Surgieron y la sociedad las aceptó como tal. A partir de ahí, crecieron y fueron ganando importancia de manera progresiva hasta ser en la actualidad, bajo mi punto de vista, el eje sobre el que se asienta la sociedad tal y como la conocemos. Pero la memoria, aunque frágil, siempre esta presente en el pasado y éste es inamovible y sólo muestra una realidad cruda y a menudo con una única interpretación: YA HEMOS SOBREVIVIDO SIN ELLAS.
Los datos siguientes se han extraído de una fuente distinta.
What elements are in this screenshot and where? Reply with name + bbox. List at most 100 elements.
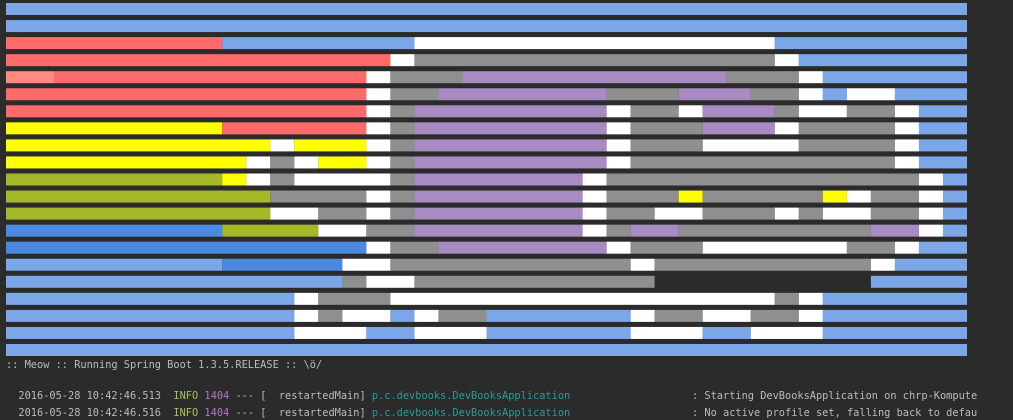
art-block [6, 54, 391, 67]
art-block [390, 88, 439, 101]
art-block [750, 326, 823, 339]
art-block [366, 122, 391, 135]
art-block [414, 224, 583, 237]
art-block [798, 139, 895, 152]
art-block [702, 190, 823, 203]
art-block [318, 156, 367, 169]
art-block [798, 88, 823, 101]
art-block [630, 258, 655, 271]
art-block [414, 173, 583, 186]
art-block [270, 139, 295, 152]
art-block [414, 309, 439, 322]
message: : No active profile set, falling back to… [692, 407, 978, 419]
art-block [270, 207, 319, 220]
logger: p.c.devbooks.DevBooksApplication [371, 390, 571, 402]
art-block [918, 173, 943, 186]
art-block [294, 173, 391, 186]
art-block [798, 309, 823, 322]
art-block [486, 326, 631, 339]
art-block [390, 71, 463, 84]
art-block [366, 224, 415, 237]
art-block [462, 71, 727, 84]
ascii-art [6, 3, 967, 356]
art-block [822, 309, 967, 322]
art-block [390, 292, 775, 305]
art-block [414, 139, 607, 152]
art-block [414, 190, 583, 203]
art-block [774, 122, 799, 135]
art-block [294, 156, 319, 169]
art-block [270, 190, 367, 203]
art-block [390, 122, 415, 135]
art-block [774, 292, 799, 305]
art-block [438, 88, 607, 101]
art-block [438, 241, 607, 254]
art-block [6, 71, 55, 84]
art-block [414, 275, 655, 288]
art-block [894, 139, 919, 152]
art-block [6, 37, 223, 50]
art-block [366, 139, 391, 152]
art-block [630, 224, 679, 237]
art-block [606, 224, 631, 237]
art-block [678, 190, 703, 203]
art-block [366, 275, 415, 288]
art-block [942, 224, 967, 237]
art-block [6, 344, 967, 356]
art-block [6, 139, 271, 152]
art-block [798, 122, 895, 135]
art-block [606, 190, 679, 203]
art-block [6, 207, 271, 220]
art-block [222, 258, 343, 271]
art-block [726, 71, 799, 84]
art-block [366, 105, 391, 118]
terminal: :: Meow :: Running Spring Boot 1.3.5.REL… [6, 3, 978, 419]
art-block [6, 258, 223, 271]
level: INFO [173, 407, 199, 419]
art-block [606, 241, 631, 254]
art-block [366, 190, 391, 203]
art-block [822, 71, 967, 84]
art-block [942, 173, 967, 186]
art-block [630, 105, 679, 118]
art-block [318, 292, 391, 305]
art-block [390, 207, 415, 220]
art-block [366, 88, 391, 101]
art-block [870, 190, 919, 203]
art-block [678, 105, 703, 118]
art-block [630, 122, 703, 135]
timestamp: 2016-05-28 10:42:46.516 [18, 407, 161, 419]
art-block [6, 241, 367, 254]
art-block [702, 309, 751, 322]
art-block [342, 275, 367, 288]
art-block [606, 122, 631, 135]
art-block [846, 88, 895, 101]
art-block [6, 122, 223, 135]
art-block [342, 309, 391, 322]
art-block [6, 105, 367, 118]
art-block [6, 224, 223, 237]
art-block [342, 258, 391, 271]
art-block [702, 241, 847, 254]
art-block [486, 309, 631, 322]
art-block [702, 207, 775, 220]
separator: --- [235, 390, 255, 402]
art-block [870, 207, 919, 220]
art-block [390, 156, 415, 169]
art-block [6, 292, 295, 305]
art-block [894, 88, 967, 101]
art-block [582, 207, 607, 220]
art-block [6, 326, 295, 339]
art-block [750, 309, 799, 322]
art-block [894, 105, 919, 118]
art-block [246, 173, 271, 186]
banner: :: Meow :: Running Spring Boot 1.3.5.REL… [6, 359, 323, 371]
art-block [942, 190, 967, 203]
art-block [630, 309, 655, 322]
art-block [366, 156, 391, 169]
art-block [774, 54, 799, 67]
art-block [414, 122, 607, 135]
art-block [294, 309, 319, 322]
art-block [6, 156, 247, 169]
art-block [582, 224, 607, 237]
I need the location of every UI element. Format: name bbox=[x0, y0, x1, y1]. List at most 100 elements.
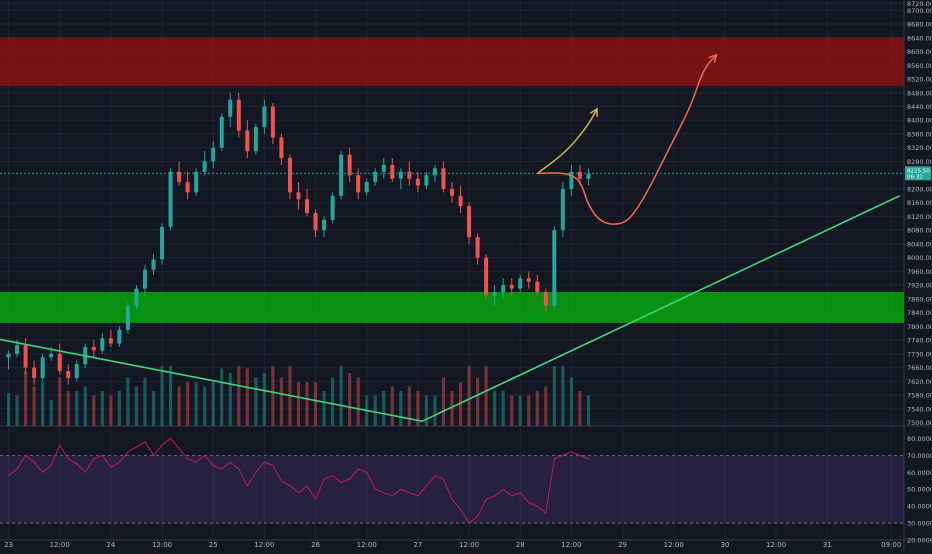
rsi-tick-label: 30.0000 bbox=[907, 520, 932, 528]
volume-bar bbox=[23, 370, 28, 426]
candle-body bbox=[117, 329, 122, 344]
time-tick-label: 12:00 bbox=[254, 541, 274, 549]
candle-body bbox=[560, 188, 565, 231]
volume-bar bbox=[569, 377, 573, 426]
price-tick-label: 8640.00 bbox=[907, 34, 932, 42]
rsi-tick-label: 40.0000 bbox=[907, 503, 932, 511]
volume-bar bbox=[339, 366, 343, 426]
candle-body bbox=[262, 106, 267, 128]
support-zone bbox=[0, 292, 904, 323]
volume-bar bbox=[535, 391, 539, 426]
volume-bar bbox=[254, 377, 258, 426]
candle-body bbox=[108, 338, 113, 344]
volume-bar bbox=[58, 377, 62, 426]
price-tick-label: 8440.00 bbox=[907, 103, 932, 111]
candle-body bbox=[577, 171, 582, 179]
volume-bar bbox=[83, 386, 87, 426]
price-tick-label: 7920.00 bbox=[907, 282, 932, 290]
candle-body bbox=[245, 130, 250, 152]
candle-body bbox=[168, 171, 173, 227]
price-tick-label: 7500.00 bbox=[907, 419, 932, 427]
volume-bar bbox=[578, 391, 582, 426]
candle-body bbox=[330, 195, 335, 220]
candle-body bbox=[134, 288, 139, 306]
candle-body bbox=[151, 259, 156, 270]
down-trend-line bbox=[0, 338, 423, 422]
volume-bar bbox=[475, 377, 480, 426]
volume-bar bbox=[390, 386, 394, 426]
price-tick-label: 7800.00 bbox=[907, 323, 932, 331]
candle-body bbox=[40, 357, 45, 378]
candle-body bbox=[322, 219, 327, 231]
rsi-layer bbox=[0, 437, 904, 524]
volume-bar bbox=[373, 395, 377, 426]
candle-body bbox=[373, 171, 378, 183]
volume-bar bbox=[313, 382, 318, 426]
volume-bar bbox=[186, 382, 190, 426]
volume-bar bbox=[271, 366, 275, 426]
candle-body bbox=[526, 278, 531, 282]
time-tick-label: 12:00 bbox=[561, 541, 581, 549]
candle-body bbox=[219, 116, 224, 148]
time-tick-label: 09:00 bbox=[881, 541, 901, 549]
time-tick-label: 12:00 bbox=[664, 541, 684, 549]
scenario-arrow-path bbox=[537, 54, 717, 225]
candle-body bbox=[236, 99, 241, 131]
price-tick-label: 7620.00 bbox=[907, 378, 932, 386]
price-tick-label: 8200.00 bbox=[907, 185, 932, 193]
candle-body bbox=[501, 285, 506, 293]
volume-bar bbox=[493, 391, 497, 426]
candle-body bbox=[74, 364, 79, 378]
time-tick-label: 12:00 bbox=[152, 541, 172, 549]
price-tick-label: 7540.00 bbox=[907, 405, 932, 413]
price-tick-label: 8360.00 bbox=[907, 130, 932, 138]
price-tick-label: 8120.00 bbox=[907, 213, 932, 221]
volume-bar bbox=[6, 393, 11, 426]
volume-bar bbox=[75, 391, 79, 426]
price-tick-label: 8520.00 bbox=[907, 76, 932, 84]
volume-bar bbox=[527, 395, 531, 426]
volume-bar bbox=[279, 377, 284, 426]
volume-bar bbox=[416, 391, 420, 426]
candle-body bbox=[407, 171, 412, 179]
volume-bar bbox=[552, 366, 556, 426]
candle-body bbox=[177, 171, 182, 183]
time-tick-label: 27 bbox=[413, 541, 422, 549]
volume-bar bbox=[194, 382, 198, 426]
candle-body bbox=[202, 161, 207, 172]
volume-bar bbox=[586, 395, 591, 426]
candle-body bbox=[313, 213, 318, 231]
candle-body bbox=[441, 168, 446, 189]
candle-body bbox=[100, 338, 105, 351]
price-tick-label: 7730.00 bbox=[907, 350, 932, 358]
candle-body bbox=[194, 171, 199, 193]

No obstante estos 3 elemenos son cruciales. Necesitamos de unas empresas que generen recursos para poder satisfacer las necesidades básicas de la población. Necesitamos de políticos que sean capaces de gestionar de manera ética estos recursos y que además aseguren la convivencia de la sociedad. Necesitamos de periodistas que sean capaces de informar acerca de lo que está sucediendo, porque cuanta mayor sea la información, mayor facilidad habrá de tomar decisiones correctas y también se les necesita para denunciar aquello que no se realiza tal y como se debe hacer.

No necesitamos empresas que controlen la política de un país. No necesitamos políticos que determinen qué información debe llegar a la gente y cual no. No necesitamos periodistas que determinen quién debe gobernar o cómo se deben gestionar las empresas.

Necesitamos que cada uno cumpla su papel, de forma honrada. No necesitamos un solo líder, necesitamos muchos líderes actuando coordinadamente. Necesitamos un gran equipo en el que cada uno haga lo que mejor sabe hacer. Y si alguno piensa que puede hacerlo mejor en otro ámbito, sólo tiene que cambiar de grupo. Pero los grupos no pueden integrarse en uno, porque sino la armonía se rompe y lo que es peor, uno puede llegar a despertarse un día por la mañana, mirarse en el espejo y no reconocer quien es.

La consecuencia de todo esto: mientras tu labor principal era la de ayudar y servir a los demás, ahora se ha transformado en un proceso de busqueda de uno mismo donde la única salida es buscar la supervivencia individual hasta que algún día puedas recordar quien fuiste.